At a sector level, we saw a value opportunity in healthcare stocks just prior to the US election.  Valuations in the healthcare sector came close to 25-year lows relative to the wider market before the election and one of the themes in the current world – alluded to by Ian earlier – is an aging population. That will require healthcare solutions into the future. 

Where do you see sterling headed in the short or medium term?

Alan Higgins: Currency’s difficult. We want to be longer term in currency, as it’s very difficult to get short-term trends right. So yes it was weaker after Theresa May’s interviews about the shape of Brexit last week, but one of our investment principles is value and being contrarian. Looking at sterling today in terms of real effective exchange rates or purchasing power parity we see real value.

Ian Spreadbury: I’m broadly in Alan’s camp. I think it’s incredibly difficult to get currencies consistently right and the volatility can be horrendous. I think I share the view that sterling is probably okay at these levels. It’s dropped a long way already and may drop a little further. We’ve still got the decision to trigger Article 50 in March and that might mark the bottom in sterling. 

What effect will a sterling recovery have on asset values?

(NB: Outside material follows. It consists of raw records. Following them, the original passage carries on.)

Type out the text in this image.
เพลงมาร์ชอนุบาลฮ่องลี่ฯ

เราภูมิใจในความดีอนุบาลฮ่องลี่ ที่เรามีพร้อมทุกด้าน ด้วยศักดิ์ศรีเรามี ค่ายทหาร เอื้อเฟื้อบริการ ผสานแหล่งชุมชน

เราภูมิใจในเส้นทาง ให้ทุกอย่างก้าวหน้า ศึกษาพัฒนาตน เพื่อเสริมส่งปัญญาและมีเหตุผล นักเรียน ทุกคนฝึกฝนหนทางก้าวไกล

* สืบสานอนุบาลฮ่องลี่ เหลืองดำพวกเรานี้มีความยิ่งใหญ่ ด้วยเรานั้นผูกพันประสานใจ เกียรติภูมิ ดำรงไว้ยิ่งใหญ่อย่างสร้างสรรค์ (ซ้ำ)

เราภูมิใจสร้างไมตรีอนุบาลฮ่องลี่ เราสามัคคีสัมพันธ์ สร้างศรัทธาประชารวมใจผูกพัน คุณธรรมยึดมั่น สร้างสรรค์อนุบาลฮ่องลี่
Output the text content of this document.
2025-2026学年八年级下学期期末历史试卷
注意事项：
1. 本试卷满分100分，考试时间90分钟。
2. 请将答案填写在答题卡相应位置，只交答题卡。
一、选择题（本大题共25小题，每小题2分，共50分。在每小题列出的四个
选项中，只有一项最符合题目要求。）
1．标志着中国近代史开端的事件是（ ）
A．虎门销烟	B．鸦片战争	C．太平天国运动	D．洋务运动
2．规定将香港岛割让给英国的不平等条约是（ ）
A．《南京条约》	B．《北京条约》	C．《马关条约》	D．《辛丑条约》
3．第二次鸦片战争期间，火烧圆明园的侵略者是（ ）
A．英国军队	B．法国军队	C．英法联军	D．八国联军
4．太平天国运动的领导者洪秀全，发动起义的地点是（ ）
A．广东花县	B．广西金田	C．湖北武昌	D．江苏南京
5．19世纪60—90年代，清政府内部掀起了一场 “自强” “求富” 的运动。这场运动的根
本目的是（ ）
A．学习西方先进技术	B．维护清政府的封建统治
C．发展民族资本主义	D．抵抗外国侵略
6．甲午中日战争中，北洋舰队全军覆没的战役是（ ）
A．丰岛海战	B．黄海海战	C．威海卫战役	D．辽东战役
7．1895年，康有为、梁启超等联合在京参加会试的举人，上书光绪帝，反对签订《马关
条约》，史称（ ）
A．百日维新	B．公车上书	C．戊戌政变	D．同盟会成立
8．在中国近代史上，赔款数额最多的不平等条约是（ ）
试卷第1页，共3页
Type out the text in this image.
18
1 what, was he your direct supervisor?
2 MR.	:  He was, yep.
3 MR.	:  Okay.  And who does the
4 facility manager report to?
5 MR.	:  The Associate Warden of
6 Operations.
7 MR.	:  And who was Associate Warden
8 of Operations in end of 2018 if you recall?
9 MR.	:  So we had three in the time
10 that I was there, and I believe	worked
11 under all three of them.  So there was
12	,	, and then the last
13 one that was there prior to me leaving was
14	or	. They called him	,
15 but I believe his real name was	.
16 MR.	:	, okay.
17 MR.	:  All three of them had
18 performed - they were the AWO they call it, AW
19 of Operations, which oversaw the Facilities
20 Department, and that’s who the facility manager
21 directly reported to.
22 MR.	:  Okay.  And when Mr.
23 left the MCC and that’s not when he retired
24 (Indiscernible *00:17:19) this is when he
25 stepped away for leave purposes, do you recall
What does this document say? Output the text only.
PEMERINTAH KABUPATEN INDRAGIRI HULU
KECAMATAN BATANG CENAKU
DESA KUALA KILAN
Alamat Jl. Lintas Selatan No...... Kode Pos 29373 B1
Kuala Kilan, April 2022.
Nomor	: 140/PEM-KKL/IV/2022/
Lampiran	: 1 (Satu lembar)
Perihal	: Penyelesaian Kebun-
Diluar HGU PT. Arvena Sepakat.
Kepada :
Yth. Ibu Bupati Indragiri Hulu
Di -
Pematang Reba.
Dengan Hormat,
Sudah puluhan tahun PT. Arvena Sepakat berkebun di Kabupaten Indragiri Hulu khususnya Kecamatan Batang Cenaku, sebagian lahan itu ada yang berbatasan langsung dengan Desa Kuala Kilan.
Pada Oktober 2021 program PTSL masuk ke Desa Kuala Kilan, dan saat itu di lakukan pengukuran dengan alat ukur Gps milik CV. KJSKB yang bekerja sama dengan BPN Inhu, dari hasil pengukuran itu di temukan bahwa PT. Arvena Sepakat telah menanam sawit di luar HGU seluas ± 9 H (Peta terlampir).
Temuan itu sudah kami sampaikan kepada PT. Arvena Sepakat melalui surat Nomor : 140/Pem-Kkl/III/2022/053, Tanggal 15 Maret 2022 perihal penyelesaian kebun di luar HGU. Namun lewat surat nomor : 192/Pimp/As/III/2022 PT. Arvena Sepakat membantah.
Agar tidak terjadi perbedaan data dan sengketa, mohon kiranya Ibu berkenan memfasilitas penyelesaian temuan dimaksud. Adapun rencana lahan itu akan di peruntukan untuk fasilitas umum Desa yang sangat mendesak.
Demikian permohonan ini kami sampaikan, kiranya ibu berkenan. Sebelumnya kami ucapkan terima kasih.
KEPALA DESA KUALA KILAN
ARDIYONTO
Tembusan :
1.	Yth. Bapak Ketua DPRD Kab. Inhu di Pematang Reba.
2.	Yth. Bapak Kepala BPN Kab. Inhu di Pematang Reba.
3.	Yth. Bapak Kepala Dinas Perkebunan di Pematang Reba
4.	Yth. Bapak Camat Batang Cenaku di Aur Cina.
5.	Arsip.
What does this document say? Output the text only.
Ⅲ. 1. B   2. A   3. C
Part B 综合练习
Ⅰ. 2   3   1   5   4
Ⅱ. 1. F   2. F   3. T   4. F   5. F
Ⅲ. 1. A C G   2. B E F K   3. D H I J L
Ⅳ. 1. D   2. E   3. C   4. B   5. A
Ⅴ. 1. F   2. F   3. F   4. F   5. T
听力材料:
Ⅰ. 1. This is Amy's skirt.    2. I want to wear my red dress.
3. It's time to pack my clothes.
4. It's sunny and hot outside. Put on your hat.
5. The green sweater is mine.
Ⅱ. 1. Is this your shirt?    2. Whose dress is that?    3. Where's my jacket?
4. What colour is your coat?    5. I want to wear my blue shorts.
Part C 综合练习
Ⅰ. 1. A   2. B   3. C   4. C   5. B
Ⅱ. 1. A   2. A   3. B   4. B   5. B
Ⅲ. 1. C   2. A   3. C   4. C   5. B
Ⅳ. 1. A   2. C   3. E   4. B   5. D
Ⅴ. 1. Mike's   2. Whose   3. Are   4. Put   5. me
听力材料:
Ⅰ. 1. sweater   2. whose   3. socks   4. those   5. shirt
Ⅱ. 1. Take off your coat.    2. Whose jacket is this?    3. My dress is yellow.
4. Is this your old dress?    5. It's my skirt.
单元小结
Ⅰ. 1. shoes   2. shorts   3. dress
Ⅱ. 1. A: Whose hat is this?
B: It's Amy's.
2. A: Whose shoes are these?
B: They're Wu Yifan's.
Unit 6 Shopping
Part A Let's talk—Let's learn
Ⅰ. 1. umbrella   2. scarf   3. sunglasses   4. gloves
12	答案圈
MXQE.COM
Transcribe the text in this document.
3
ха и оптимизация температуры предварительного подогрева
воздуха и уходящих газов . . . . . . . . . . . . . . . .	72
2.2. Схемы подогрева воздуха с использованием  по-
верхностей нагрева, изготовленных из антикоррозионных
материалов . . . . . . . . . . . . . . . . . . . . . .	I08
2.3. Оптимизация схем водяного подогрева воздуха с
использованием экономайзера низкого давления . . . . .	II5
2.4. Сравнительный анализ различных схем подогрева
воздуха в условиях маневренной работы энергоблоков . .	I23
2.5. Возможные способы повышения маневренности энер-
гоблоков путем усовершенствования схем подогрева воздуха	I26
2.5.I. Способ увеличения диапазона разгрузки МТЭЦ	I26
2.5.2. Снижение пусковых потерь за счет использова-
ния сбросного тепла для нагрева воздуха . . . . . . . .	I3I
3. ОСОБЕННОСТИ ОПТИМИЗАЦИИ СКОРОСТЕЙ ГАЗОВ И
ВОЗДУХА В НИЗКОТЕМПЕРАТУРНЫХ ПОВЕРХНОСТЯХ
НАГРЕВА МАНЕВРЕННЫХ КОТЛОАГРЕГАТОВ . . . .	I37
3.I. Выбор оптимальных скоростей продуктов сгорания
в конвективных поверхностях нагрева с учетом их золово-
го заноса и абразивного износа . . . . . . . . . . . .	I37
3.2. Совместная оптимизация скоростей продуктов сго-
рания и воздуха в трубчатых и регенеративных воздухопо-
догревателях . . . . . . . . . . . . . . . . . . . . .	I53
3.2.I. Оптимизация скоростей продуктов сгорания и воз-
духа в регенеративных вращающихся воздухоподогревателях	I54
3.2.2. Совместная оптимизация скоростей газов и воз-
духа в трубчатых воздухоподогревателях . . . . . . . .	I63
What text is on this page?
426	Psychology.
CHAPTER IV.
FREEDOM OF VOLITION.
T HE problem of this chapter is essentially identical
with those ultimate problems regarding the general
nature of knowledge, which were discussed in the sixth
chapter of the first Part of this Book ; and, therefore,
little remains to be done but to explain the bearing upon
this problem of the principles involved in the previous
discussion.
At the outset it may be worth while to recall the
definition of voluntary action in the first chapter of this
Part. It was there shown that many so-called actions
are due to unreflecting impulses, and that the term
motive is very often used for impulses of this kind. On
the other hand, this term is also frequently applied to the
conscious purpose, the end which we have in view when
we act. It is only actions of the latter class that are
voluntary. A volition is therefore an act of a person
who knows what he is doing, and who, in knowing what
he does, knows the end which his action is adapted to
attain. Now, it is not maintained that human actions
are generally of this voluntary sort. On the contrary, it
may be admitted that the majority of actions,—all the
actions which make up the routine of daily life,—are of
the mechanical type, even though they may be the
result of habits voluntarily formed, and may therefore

Alistair Jex: In the near term we think that the under-performance of sterling will last for a little while yet. What we have done in our portfolios where we’ve seen gains made in international markets, is to start switching some of those funds to sterling. Recently, for example, we switched share classes in a European fund from a euro-based, pure European exposed version into a sterling-hedged version, locking in some of those currency gains. So we’re trying to capture the performance of those assets but eliminate the currency risk from here.